Pathologists evaluated all IHC slides according to the following criteria. For p53 staining, tumors with either a strong and diffuse nuclear staining pattern (> 80% of carcinoma cells) or a staining pattern entirely negative of carcinoma cells (null pattern) were considered to have aberrant p53 staining pattern indicating TP53 alterations. Staining of the adjacent nontumor cells served as an internal positive control.
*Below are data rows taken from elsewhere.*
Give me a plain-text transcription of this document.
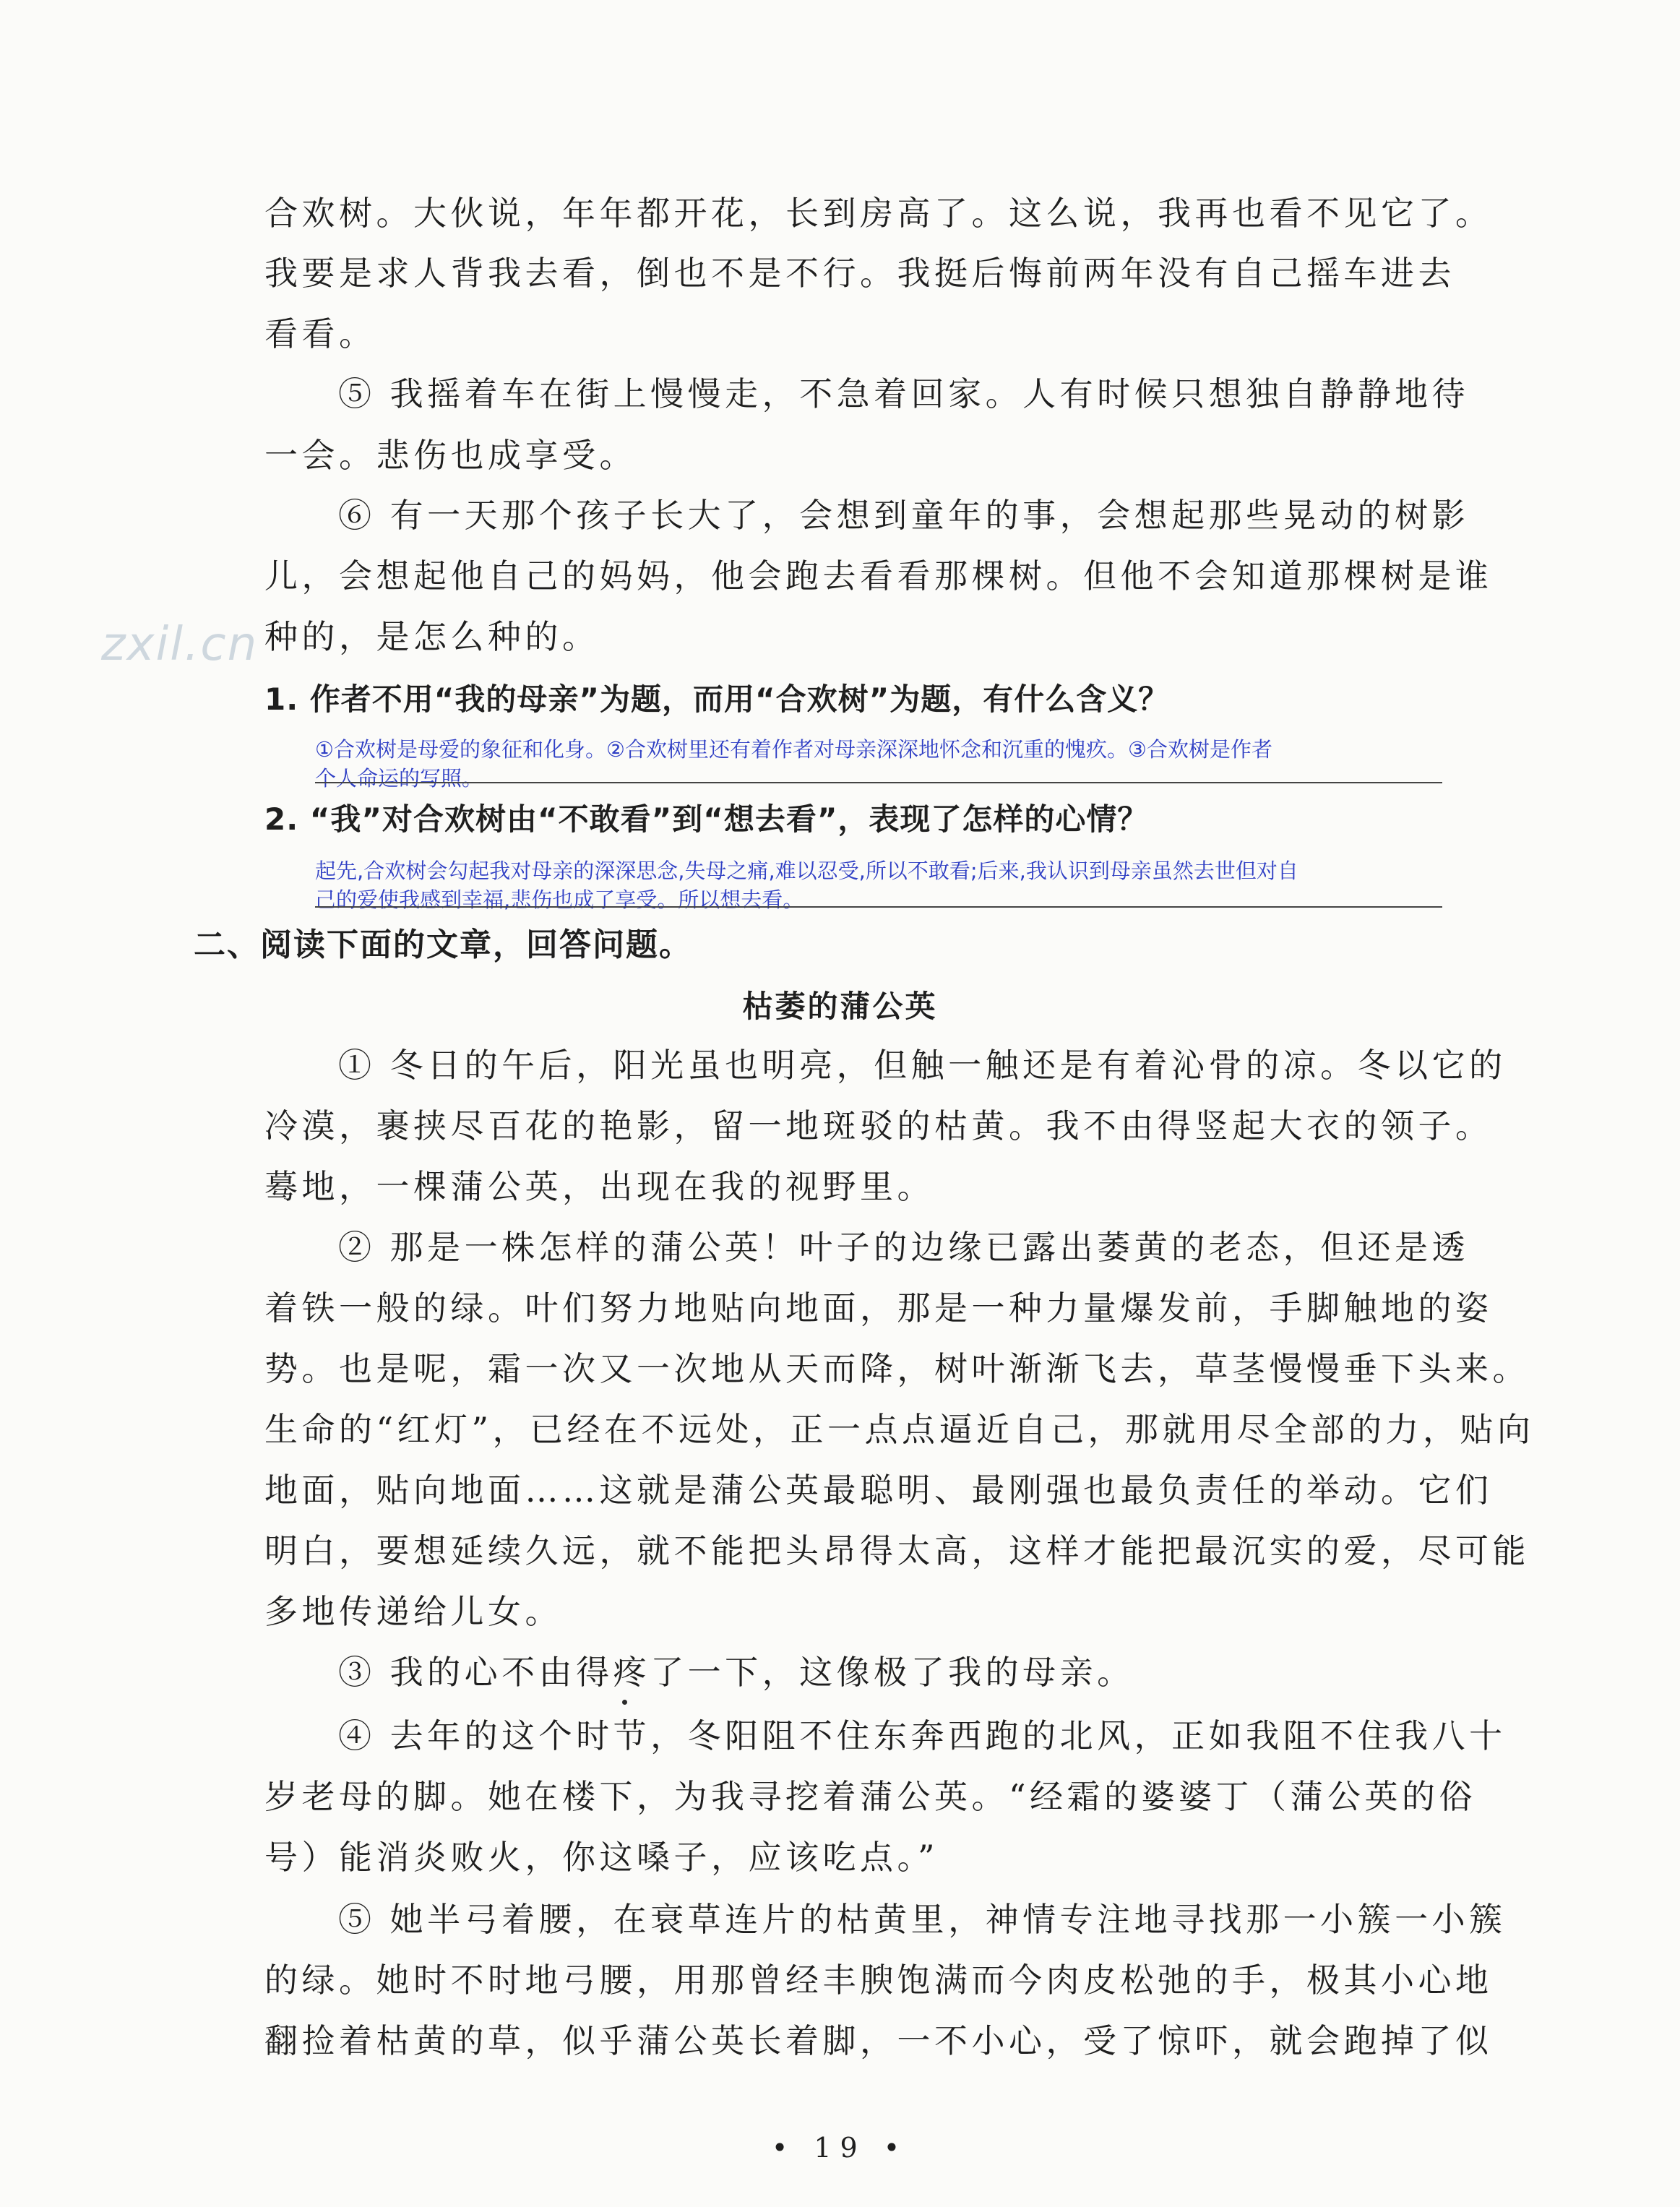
合欢树。大伙说，年年都开花，长到房高了。这么说，我再也看不见它了。

我要是求人背我去看，倒也不是不行。我挺后悔前两年没有自己摇车进去

看看。

⑤ 我摇着车在街上慢慢走，不急着回家。人有时候只想独自静静地待

一会。悲伤也成享受。

⑥ 有一天那个孩子长大了，会想到童年的事，会想起那些晃动的树影

儿，会想起他自己的妈妈，他会跑去看看那棵树。但他不会知道那棵树是谁

种的，是怎么种的。

zxil.cn

1. 作者不用“我的母亲”为题，而用“合欢树”为题，有什么含义？

①合欢树是母爱的象征和化身。②合欢树里还有着作者对母亲深深地怀念和沉重的愧疚。③合欢树是作者

个人命运的写照。

2. “我”对合欢树由“不敢看”到“想去看”，表现了怎样的心情？

起先,合欢树会勾起我对母亲的深深思念,失母之痛,难以忍受,所以不敢看;后来,我认识到母亲虽然去世但对自

己的爱使我感到幸福,悲伤也成了享受。所以想去看。

二、阅读下面的文章，回答问题。

枯萎的蒲公英

① 冬日的午后，阳光虽也明亮，但触一触还是有着沁骨的凉。冬以它的

冷漠，裹挟尽百花的艳影，留一地斑驳的枯黄。我不由得竖起大衣的领子。

蓦地，一棵蒲公英，出现在我的视野里。

② 那是一株怎样的蒲公英！叶子的边缘已露出萎黄的老态，但还是透

着铁一般的绿。叶们努力地贴向地面，那是一种力量爆发前，手脚触地的姿

势。也是呢，霜一次又一次地从天而降，树叶渐渐飞去，草茎慢慢垂下头来。

生命的“红灯”，已经在不远处，正一点点逼近自己，那就用尽全部的力，贴向

地面，贴向地面……这就是蒲公英最聪明、最刚强也最负责任的举动。它们

明白，要想延续久远，就不能把头昂得太高，这样才能把最沉实的爱，尽可能

多地传递给儿女。

③ 我的心不由得疼了一下，这像极了我的母亲。

④ 去年的这个时节，冬阳阻不住东奔西跑的北风，正如我阻不住我八十

岁老母的脚。她在楼下，为我寻挖着蒲公英。“经霜的婆婆丁（蒲公英的俗

号）能消炎败火，你这嗓子，应该吃点。”

⑤ 她半弓着腰，在衰草连片的枯黄里，神情专注地寻找那一小簇一小簇

的绿。她时不时地弓腰，用那曾经丰腴饱满而今肉皮松弛的手，极其小心地

翻捡着枯黄的草，似乎蒲公英长着脚，一不小心，受了惊吓，就会跑掉了似

• 19 •
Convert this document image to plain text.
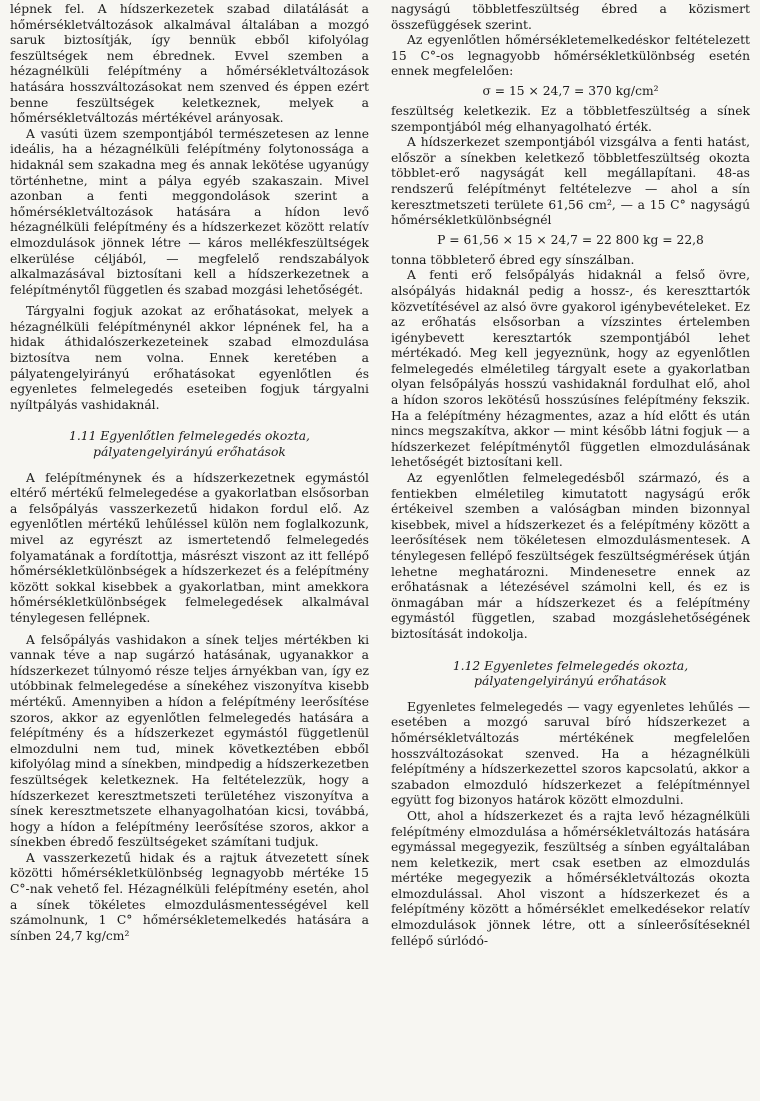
lépnek fel. A hídszerkezetek szabad dilatálását a hőmérsékletváltozások alkalmával általában a mozgó saruk biztosítják, így bennük ebből kifolyólag feszültségek nem ébrednek. Evvel szemben a hézagnélküli felépítmény a hőmérsékletváltozások hatására hosszváltozásokat nem szenved és éppen ezért benne feszültségek keletkeznek, melyek a hőmérsékletváltozás mértékével arányosak.

A vasúti üzem szempontjából természetesen az lenne ideális, ha a hézagnélküli felépítmény folytonossága a hidaknál sem szakadna meg és annak lekötése ugyanúgy történhetne, mint a pálya egyéb szakaszain. Mivel azonban a fenti meggondolások szerint a hőmérsékletváltozások hatására a hídon levő hézagnélküli felépítmény és a hídszerkezet között relatív elmozdulások jönnek létre — káros mellékfeszültségek elkerülése céljából, — megfelelő rendszabályok alkalmazásával biztosítani kell a hídszerkezetnek a felépítménytől független és szabad mozgási lehetőségét.

Tárgyalni fogjuk azokat az erőhatásokat, melyek a hézagnélküli felépítménynél akkor lépnének fel, ha a hidak áthidalószerkezeteinek szabad elmozdulása biztosítva nem volna. Ennek keretében a pályatengelyirányú erőhatásokat egyenlőtlen és egyenletes felmelegedés eseteiben fogjuk tárgyalni nyíltpályás vashidaknál.

1.11 Egyenlőtlen felmelegedés okozta,
pályatengelyirányú erőhatások

A felépítménynek és a hídszerkezetnek egymástól eltérő mértékű felmelegedése a gyakorlatban elsősorban a felsőpályás vasszerkezetű hidakon fordul elő. Az egyenlőtlen mértékű lehűléssel külön nem foglalkozunk, mivel az egyrészt az ismertetendő felmelegedés folyamatának a fordítottja, másrészt viszont az itt fellépő hőmérsékletkülönbségek a hídszerkezet és a felépítmény között sokkal kisebbek a gyakorlatban, mint amekkora hőmérsékletkülönbségek felmelegedések alkalmával ténylegesen fellépnek.

A felsőpályás vashidakon a sínek teljes mértékben ki vannak téve a nap sugárzó hatásának, ugyanakkor a hídszerkezet túlnyomó része teljes árnyékban van, így ez utóbbinak felmelegedése a sínekéhez viszonyítva kisebb mértékű. Amennyiben a hídon a felépítmény leerősítése szoros, akkor az egyenlőtlen felmelegedés hatására a felépítmény és a hídszerkezet egymástól függetlenül elmozdulni nem tud, minek következtében ebből kifolyólag mind a sínekben, mindpedig a hídszerkezetben feszültségek keletkeznek. Ha feltételezzük, hogy a hídszerkezet keresztmetszeti területéhez viszonyítva a sínek keresztmetszete elhanyagolhatóan kicsi, továbbá, hogy a hídon a felépítmény leerősítése szoros, akkor a sínekben ébredő feszültségeket számítani tudjuk.

A vasszerkezetű hidak és a rajtuk átvezetett sínek közötti hőmérsékletkülönbség legnagyobb mértéke 15 C°-nak vehető fel. Hézagnélküli felépítmény esetén, ahol a sínek tökéletes elmozdulásmentességével kell számolnunk, 1 C° hőmérsékletemelkedés hatására a sínben 24,7 kg/cm²

nagyságú többletfeszültség ébred a közismert összefüggések szerint.

Az egyenlőtlen hőmérsékletemelkedéskor feltételezett 15 C°-os legnagyobb hőmérsékletkülönbség esetén ennek megfelelően:

σ = 15 × 24,7 = 370 kg/cm²

feszültség keletkezik. Ez a többletfeszültség a sínek szempontjából még elhanyagolható érték.

A hídszerkezet szempontjából vizsgálva a fenti hatást, először a sínekben keletkező többletfeszültség okozta többlet-erő nagyságát kell megállapítani. 48-as rendszerű felépítményt feltételezve — ahol a sín keresztmetszeti területe 61,56 cm², — a 15 C° nagyságú hőmérsékletkülönbségnél

P = 61,56 × 15 × 24,7 = 22 800 kg = 22,8

tonna többleterő ébred egy sínszálban.

A fenti erő felsőpályás hidaknál a felső övre, alsópályás hidaknál pedig a hossz-, és kereszttartók közvetítésével az alsó övre gyakorol igénybevételeket. Ez az erőhatás elsősorban a vízszintes értelemben igénybevett keresztartók szempontjából lehet mértékadó. Meg kell jegyeznünk, hogy az egyenlőtlen felmelegedés elméletileg tárgyalt esete a gyakorlatban olyan felsőpályás hosszú vashidaknál fordulhat elő, ahol a hídon szoros lekötésű hosszúsínes felépítmény fekszik. Ha a felépítmény hézagmentes, azaz a híd előtt és után nincs megszakítva, akkor — mint később látni fogjuk — a hídszerkezet felépítménytől független elmozdulásának lehetőségét biztosítani kell.

Az egyenlőtlen felmelegedésből származó, és a fentiekben elméletileg kimutatott nagyságú erők értékeivel szemben a valóságban minden bizonnyal kisebbek, mivel a hídszerkezet és a felépítmény között a leerősítések nem tökéletesen elmozdulásmentesek. A ténylegesen fellépő feszültségek feszültségmérések útján lehetne meghatározni. Mindenesetre ennek az erőhatásnak a létezésével számolni kell, és ez is önmagában már a hídszerkezet és a felépítmény egymástól független, szabad mozgáslehetőségének biztosítását indokolja.

1.12 Egyenletes felmelegedés okozta,
pályatengelyirányú erőhatások

Egyenletes felmelegedés — vagy egyenletes lehűlés — esetében a mozgó saruval bíró hídszerkezet a hőmérsékletváltozás mértékének megfelelően hosszváltozásokat szenved. Ha a hézagnélküli felépítmény a hídszerkezettel szoros kapcsolatú, akkor a szabadon elmozduló hídszerkezet a felépítménnyel együtt fog bizonyos határok között elmozdulni.

Ott, ahol a hídszerkezet és a rajta levő hézagnélküli felépítmény elmozdulása a hőmérsékletváltozás hatására egymással megegyezik, feszültség a sínben egyáltalában nem keletkezik, mert csak esetben az elmozdulás mértéke megegyezik a hőmérsékletváltozás okozta elmozdulással. Ahol viszont a hídszerkezet és a felépítmény között a hőmérséklet emelkedésekor relatív elmozdulások jönnek létre, ott a sínleerősítéseknél fellépő súrlódó-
Tumors with weak or heterogeneous staining patterns were considered to have wild-type TP53. In addition, subclonal mutant p53 immunostaining was defined as a combination of wild-type patterns and one or more mutant patterns, with each present in at least 5% of tumor cells43. The loss of ARID1A nuclear expression in tumor cells was classified as either homogeneous (negative in almost all tumor cells) or focal (regionally negative)42. Because IHC for PMS2 and MSH6 can reportedly be used instead of the four-antibody panel (MLH1, MSH2, MSH6, and PMS2) for MMRd screening5, MMRd status was defined as the complete loss of nuclear staining for PMS2 or MSH6 proteins in this study. Internal positive controls with intact nuclear staining included the adjacent normal mucosa, stromal cells, and inflammatory cells. The proportion of positive tumor cells with nuclear staining, regardless of intensity, was measured for ER and PR expression. CD8 + T cells were analyzed using HALO software (Indica Lab, Corrales, NM, USA). Specifically, the tumor area was manually annotated by a pathologist (S.S.), the number of CD8 + T cells and their area within that region were measured, and the number of CD8 + T cells per unit area was calculated. PD-L1 expression was assessed by calculating the combined positive score (CPS)44. CPS was calculated by dividing the number of PD-L1–positive cells (including viable tumor cells, lymphocytes, and macrophages) by the total number of viable tumor cells and multiplying by 100. Representative IHC staining results are shown in Supplementary Figure S7.
Statistical analyses
Python (version 3.11.4) and SciPy (version 1.11.1) were used for statistical analyses. Comparisons of quantitative variables between groups were conducted using the nonparametric Wilcoxon signed-rank test or analysis of variance (ANOVA) followed by Tukey’s post hoc test. Correlations were assessed with Pearson’s correlation coefficients. P values < 0.05 were considered statistically significant.